# A trip to All Rightous Woods



## Foot Patrol (Sep 10, 2014)

Last week my wife and I fly to Boston to start a week vacation and visit my family on Cape Cod. Before driving out to the Cape, we visited All Rightous Woods in Rowley Mass. We met Steve there and had a great time picking through all the exotic wood they had there. Steve told us that they had just came into possession of 7 large bins of wood (5'x5'x5') from an estate sale. Talk about a lot of wood that one woodworker had. Most of the wood was from all over the world and some pieces I just could not justify buying. I found a large camphor block with beautify figure that was worth over $300. Steve told me that there were 3 blocks in the lot and this one was probably the smallest one. I wish I had a place like this close to Houston as I would live there.

Anyway after dropping about over $500, I ended up with several really nice pieces. From Australia I got a nice 20 lb brown/red mallee burl, a 11 lb Rib Fruit Mallee burl, a 11 lb. block of Eucalyptus and a 10 lb Red colabah. I also picked up a nice board of zircoti and a small burl slice of Black Ash burl that I had to have although it was $65.

Here are the pictures of the wood. I plan to stabilize most of this pieces and use them for knife handles. At this time I have no plans to sell or trade any of the wood.

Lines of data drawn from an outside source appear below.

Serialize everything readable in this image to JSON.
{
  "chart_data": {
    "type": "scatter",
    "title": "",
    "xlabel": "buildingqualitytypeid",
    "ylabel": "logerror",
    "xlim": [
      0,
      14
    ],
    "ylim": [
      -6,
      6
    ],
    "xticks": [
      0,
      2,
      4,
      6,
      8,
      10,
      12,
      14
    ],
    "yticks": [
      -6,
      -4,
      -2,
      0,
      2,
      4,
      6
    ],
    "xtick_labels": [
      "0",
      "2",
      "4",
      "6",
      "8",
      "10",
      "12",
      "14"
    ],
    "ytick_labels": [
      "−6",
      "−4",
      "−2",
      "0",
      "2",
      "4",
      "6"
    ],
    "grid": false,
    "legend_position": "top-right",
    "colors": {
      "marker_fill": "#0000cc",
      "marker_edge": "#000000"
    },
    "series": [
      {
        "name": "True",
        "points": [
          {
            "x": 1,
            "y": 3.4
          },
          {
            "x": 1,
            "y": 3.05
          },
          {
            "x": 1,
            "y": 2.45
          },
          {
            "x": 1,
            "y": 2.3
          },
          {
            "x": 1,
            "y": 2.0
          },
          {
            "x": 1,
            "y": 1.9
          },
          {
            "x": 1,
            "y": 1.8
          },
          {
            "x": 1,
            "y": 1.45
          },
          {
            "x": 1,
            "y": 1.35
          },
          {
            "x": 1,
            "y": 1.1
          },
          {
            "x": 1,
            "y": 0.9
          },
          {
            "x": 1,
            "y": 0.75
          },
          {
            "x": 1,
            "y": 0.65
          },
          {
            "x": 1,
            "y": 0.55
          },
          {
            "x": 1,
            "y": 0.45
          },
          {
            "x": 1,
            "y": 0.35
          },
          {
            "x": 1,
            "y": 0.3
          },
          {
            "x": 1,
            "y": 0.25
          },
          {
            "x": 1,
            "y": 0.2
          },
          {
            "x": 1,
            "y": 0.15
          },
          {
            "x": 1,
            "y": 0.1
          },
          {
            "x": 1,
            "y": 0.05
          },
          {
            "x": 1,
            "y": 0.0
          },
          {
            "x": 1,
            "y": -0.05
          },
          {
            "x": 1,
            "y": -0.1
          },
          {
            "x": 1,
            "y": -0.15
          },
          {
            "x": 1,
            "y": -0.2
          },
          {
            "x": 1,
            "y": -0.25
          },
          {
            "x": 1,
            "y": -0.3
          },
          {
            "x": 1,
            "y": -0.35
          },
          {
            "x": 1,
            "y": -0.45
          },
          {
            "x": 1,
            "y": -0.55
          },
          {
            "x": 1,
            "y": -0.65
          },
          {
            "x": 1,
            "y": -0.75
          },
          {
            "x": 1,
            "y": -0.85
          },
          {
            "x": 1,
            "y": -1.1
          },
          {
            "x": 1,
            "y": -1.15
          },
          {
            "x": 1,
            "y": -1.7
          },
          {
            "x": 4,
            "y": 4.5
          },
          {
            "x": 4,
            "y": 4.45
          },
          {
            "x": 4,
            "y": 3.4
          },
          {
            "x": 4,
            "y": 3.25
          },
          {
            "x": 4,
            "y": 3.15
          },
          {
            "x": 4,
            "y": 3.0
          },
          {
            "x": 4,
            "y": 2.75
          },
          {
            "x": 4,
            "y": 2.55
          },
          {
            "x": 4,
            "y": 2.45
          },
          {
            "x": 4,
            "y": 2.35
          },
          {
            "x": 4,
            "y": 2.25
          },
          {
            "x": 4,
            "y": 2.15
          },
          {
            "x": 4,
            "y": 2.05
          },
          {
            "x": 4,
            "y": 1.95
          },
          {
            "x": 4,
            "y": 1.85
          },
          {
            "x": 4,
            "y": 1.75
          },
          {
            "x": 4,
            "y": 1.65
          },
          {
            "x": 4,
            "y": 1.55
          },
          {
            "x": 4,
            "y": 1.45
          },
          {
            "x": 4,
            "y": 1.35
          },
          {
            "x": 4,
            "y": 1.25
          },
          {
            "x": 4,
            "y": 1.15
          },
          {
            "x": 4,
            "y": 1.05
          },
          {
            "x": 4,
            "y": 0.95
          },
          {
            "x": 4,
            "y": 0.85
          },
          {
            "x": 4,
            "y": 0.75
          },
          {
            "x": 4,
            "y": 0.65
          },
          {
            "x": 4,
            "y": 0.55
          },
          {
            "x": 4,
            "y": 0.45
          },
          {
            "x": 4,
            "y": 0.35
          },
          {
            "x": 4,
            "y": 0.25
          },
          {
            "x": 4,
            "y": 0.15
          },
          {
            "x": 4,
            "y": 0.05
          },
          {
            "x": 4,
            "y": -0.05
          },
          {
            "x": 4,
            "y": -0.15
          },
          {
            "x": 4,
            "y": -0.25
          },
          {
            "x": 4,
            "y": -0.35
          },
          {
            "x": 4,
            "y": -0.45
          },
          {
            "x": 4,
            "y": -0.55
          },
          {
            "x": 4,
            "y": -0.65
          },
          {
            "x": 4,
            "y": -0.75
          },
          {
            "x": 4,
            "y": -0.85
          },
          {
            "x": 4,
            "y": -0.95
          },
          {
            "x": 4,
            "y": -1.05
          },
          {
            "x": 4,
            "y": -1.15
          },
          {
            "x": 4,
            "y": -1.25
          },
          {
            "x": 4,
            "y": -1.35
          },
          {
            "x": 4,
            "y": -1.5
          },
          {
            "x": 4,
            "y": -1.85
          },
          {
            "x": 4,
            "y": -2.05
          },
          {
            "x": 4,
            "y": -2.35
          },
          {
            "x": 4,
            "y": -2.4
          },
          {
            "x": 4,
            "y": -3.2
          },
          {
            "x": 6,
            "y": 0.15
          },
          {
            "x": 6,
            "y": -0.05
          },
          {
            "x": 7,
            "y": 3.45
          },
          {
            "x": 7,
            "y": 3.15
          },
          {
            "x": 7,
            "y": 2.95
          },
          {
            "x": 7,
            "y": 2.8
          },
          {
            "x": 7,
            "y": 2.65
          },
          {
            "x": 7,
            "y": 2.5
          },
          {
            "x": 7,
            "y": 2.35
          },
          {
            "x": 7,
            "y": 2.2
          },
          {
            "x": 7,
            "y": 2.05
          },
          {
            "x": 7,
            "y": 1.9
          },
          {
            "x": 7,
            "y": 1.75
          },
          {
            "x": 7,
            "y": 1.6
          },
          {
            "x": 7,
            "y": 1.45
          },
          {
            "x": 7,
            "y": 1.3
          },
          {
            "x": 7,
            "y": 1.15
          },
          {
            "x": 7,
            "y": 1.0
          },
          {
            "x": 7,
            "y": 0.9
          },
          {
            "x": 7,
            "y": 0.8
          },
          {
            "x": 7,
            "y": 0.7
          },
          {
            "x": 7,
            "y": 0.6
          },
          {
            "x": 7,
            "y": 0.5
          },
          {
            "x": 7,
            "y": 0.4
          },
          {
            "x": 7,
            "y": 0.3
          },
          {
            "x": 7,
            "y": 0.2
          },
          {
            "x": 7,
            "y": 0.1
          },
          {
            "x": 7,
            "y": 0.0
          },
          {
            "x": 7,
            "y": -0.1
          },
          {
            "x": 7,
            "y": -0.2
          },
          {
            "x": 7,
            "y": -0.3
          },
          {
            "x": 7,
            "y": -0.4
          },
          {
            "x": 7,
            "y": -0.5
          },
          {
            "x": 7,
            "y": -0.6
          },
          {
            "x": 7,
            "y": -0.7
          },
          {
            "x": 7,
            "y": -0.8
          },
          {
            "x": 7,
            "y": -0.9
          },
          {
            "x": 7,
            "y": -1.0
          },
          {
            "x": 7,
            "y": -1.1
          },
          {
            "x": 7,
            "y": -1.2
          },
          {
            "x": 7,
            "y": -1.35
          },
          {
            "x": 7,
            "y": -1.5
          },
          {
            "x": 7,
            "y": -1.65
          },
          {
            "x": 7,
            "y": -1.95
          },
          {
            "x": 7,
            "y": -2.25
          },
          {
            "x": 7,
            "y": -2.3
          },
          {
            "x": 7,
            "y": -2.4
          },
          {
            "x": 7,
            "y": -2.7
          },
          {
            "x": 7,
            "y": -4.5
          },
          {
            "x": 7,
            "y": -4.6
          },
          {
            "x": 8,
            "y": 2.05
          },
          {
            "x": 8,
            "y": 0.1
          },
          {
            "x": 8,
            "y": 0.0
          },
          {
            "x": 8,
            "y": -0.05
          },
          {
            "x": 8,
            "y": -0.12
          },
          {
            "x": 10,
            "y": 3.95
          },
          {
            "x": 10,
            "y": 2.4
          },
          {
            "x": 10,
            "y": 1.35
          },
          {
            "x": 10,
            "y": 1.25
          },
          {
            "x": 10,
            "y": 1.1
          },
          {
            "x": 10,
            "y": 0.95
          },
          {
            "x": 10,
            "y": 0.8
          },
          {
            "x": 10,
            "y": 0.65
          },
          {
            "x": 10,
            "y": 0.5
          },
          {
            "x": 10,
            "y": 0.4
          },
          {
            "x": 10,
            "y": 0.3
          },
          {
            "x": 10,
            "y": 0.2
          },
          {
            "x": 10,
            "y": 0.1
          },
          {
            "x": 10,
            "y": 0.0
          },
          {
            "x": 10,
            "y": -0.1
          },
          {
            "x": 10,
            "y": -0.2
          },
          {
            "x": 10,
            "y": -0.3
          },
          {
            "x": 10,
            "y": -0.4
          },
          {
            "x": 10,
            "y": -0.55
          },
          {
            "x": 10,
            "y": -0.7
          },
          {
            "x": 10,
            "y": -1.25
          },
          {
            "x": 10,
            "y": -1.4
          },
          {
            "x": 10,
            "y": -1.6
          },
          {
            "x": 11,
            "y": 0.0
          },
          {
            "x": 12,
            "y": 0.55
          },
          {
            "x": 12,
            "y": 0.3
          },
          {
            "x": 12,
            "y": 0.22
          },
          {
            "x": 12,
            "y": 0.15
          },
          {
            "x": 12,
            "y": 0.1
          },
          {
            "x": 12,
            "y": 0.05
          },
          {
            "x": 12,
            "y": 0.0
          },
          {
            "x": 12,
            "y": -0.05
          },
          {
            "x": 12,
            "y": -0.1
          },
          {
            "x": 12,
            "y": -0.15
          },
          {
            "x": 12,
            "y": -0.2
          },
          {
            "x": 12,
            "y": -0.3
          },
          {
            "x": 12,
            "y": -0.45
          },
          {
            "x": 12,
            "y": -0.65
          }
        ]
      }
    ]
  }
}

Pictures are as follows, BAB, Eucalytus Burl, Brown/red mallee, red colabah, zircoti and rib fruit mallee.

Reactions: Like 1 | EyeCandy! 9 | Agree 1 | Way Cool 1


----------



## barry richardson (Sep 10, 2014)

Nice! That is about the sweetest Zirc I have ever seen!

Reactions: Like 1


----------



## SENC (Sep 10, 2014)

Great snag!

Reactions: Thank You! 1


----------



## ripjack13 (Sep 10, 2014)

That's about 45 minutes from me....moght have to go for a cruise soon...

Nice find, great looking blocks man...

Reactions: Thank You! 1


----------



## manbuckwal (Sep 10, 2014)

Nice haul ! Great looking pieces

Reactions: Thank You! 1


----------



## Foot Patrol (Sep 10, 2014)

barry richardson said:


> Nice! That is about the sweetest Zirc I have ever seen!


 
Here is the other side of the zircoti.

Reactions: Like 1 | EyeCandy! 2


----------